On one hand, there is a moral obligation to honor your contract.  If you owe more than your house is worth, one way or other you gambled on your equity and came up short.  Maybe you bought at the top of the market, or took out an equity line of credit and bought some stuff; a car or TV, or maybe even another house.  Regardless, it’s not your lender’s fault that your property value went down.  After all, if your property went up in value you wouldn’t turn around and give the bank extra, right?  If you buy gold, and it loses value, you don’t get your money back, you wait it out. If you loan money to a friend, and he loses it all, you would still expect him to pay you back, especially if he can afford it.  The value of a promise doesn’t flex due to circumstances, or whether you are the giver or the receiver.  If you can make your house payments, it’s the right thing to do.
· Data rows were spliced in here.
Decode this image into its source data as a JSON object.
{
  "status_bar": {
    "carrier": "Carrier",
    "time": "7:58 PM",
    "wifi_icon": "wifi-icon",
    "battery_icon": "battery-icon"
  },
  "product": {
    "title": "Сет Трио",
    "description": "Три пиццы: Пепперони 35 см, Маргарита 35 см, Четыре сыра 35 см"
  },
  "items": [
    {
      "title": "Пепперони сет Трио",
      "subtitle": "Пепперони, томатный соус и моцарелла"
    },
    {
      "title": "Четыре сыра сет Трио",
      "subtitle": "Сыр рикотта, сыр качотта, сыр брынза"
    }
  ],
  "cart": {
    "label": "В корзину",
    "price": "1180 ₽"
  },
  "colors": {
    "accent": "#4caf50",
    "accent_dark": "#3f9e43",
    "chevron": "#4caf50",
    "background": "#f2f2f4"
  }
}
On the other hand, are the banks responsible for some of this mess?  Should they share the burden? Didn’t they sort of tease us into all these high-risk loans and credit cards?  In the first few years of the Y2K decade, the FED, major lenders, and real estate professionals convinced us that everybody in America could buy a home.  They made you feel foolish if you didn’t.  It was like manifest destiny, your birthright, your duty. You could get a home loan if you had a pulse.  You could qualify just because you said so, no matter if you could actually afford one. Lenders didn’t seem to care if you were truthful in your loan application.  Certainly they knew they were making questionable loans, gambling on equity just like us.  Aren’t the financial institutions culpable, too?  Didn’t they practically beg us into this?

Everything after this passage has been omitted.